Girolamo della Corte, in his History of Verona, relates it circumstantially as a true event, occurring in 1303;* but Maffei does not give him the highest credit as an historian. He carries his history down to the year 1560, and probably adopted the novel to grace his book. The earlier annalists of Verona, and, above all, Torello Sarayna, who published, in 1542, "Le Historie e Fatti de Veronesi nell Tempi d'il Popolo e Signori Scaligeri," are entirely silent upon the subject, though some other domestic tragedies grace their narrations.
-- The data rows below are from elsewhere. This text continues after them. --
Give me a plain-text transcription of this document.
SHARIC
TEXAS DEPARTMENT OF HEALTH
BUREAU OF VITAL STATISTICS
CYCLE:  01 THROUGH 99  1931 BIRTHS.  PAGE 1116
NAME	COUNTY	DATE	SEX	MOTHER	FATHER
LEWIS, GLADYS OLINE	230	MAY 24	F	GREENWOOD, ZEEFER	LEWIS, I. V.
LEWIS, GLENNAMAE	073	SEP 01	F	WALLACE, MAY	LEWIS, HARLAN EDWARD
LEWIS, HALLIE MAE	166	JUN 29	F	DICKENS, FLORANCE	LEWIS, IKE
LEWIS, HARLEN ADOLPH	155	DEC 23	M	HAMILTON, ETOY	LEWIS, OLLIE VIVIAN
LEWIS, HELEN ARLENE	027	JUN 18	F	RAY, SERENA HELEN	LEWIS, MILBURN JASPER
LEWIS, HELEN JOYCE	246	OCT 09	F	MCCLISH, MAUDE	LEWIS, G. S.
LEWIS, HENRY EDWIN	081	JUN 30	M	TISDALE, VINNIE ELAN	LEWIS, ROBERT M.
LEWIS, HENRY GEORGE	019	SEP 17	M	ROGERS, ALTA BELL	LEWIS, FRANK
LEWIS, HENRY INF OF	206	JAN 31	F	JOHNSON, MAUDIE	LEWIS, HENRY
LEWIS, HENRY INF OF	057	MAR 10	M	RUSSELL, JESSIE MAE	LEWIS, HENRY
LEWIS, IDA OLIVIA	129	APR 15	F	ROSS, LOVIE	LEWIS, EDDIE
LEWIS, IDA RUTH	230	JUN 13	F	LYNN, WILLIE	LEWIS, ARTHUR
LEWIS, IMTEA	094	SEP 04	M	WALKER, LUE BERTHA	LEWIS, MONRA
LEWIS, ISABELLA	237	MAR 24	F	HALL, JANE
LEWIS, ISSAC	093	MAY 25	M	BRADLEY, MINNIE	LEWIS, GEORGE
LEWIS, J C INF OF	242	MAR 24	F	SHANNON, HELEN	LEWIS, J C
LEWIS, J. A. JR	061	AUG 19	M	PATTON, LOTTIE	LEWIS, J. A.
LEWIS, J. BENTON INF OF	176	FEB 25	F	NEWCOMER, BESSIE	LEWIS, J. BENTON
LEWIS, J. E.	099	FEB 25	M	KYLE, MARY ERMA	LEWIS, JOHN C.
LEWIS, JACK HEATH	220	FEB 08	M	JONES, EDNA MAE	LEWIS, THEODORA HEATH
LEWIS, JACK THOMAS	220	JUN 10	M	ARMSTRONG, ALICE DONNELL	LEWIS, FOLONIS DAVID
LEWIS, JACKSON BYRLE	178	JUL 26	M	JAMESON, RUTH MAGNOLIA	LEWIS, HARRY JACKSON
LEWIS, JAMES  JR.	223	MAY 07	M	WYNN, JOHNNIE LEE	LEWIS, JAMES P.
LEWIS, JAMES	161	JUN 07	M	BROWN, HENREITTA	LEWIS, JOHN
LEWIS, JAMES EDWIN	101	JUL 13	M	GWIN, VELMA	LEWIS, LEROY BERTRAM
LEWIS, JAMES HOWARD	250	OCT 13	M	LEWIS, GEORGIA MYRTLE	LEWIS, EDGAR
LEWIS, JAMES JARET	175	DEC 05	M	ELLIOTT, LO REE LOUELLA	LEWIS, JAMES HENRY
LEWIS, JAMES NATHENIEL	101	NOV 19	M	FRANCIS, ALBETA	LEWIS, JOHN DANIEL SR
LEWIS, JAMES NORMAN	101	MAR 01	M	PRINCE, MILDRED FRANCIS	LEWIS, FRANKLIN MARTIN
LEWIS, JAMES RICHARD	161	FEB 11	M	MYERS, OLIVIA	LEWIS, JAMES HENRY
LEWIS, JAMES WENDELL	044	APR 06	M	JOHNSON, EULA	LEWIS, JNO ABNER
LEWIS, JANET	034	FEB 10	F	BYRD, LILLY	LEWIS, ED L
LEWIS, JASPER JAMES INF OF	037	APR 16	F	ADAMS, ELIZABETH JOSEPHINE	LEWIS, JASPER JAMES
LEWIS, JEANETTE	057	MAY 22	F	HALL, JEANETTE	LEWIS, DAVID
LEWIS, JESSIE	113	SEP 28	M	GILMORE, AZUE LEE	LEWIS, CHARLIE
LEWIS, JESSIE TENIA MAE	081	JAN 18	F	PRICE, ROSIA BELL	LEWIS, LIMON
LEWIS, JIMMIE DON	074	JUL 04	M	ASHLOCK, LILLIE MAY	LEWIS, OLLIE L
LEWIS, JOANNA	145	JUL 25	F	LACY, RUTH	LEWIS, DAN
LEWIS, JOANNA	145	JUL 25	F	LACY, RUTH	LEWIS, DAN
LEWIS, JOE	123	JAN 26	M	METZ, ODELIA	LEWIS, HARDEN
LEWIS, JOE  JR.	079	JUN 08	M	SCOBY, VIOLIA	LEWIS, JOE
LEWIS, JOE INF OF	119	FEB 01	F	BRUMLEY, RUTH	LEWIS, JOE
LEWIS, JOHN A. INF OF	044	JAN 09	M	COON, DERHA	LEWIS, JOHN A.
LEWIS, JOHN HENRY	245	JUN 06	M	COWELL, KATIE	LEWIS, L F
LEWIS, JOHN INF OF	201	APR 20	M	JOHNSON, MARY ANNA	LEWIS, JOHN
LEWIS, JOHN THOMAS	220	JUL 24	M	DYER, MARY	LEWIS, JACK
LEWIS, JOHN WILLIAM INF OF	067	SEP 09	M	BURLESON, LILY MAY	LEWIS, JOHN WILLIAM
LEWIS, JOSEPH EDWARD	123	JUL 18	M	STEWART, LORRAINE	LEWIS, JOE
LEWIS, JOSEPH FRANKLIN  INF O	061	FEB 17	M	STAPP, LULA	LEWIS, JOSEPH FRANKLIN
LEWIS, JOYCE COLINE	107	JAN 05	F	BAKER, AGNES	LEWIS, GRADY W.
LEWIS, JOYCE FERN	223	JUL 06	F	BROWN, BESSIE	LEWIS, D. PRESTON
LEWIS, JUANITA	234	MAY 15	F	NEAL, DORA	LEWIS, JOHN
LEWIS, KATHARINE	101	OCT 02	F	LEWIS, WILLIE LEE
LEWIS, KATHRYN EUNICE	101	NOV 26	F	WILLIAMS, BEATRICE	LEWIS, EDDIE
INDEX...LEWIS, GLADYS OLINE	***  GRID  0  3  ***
As to the origin of this interesting story, Mr. Douce has observed, that its material incidents are to be found in the Ephesiacs of Xenophon of Ephesus, a Greek romance of the middle ages: he admits, indeed, that this work was not published nor translated in the time of Luigi da Porto, but suggests that he might have seen a copy of the original in manuscript. Mr. Dunlop, in his History of Fiction, has traced it to the thirty-second novel of Massuccio Salernitano, whose "Novelino," a collection of tales, was first printed in 1476. The hero of Massuccio is named Mariotto di Giannozza, and his catastrophe is different; yet there are sufficient points of resemblance between the two narratives. Mr. Boswell observes, that
* Captain Breval, in his Travels, tells us that he was shown at Verona what was called the tomb of these unhappy lovers; and that, on a strict inquiry into the histories of Verona, he found that Shakspeare had varied very little from the truth, either in the names, characters, or other circumstances of this play. The fact seems to be, that the invention of the novelist has been adopted into the popular history of the city, just as Shakspeare's historical dramas furnish numbers with their notions of the events to which they relate.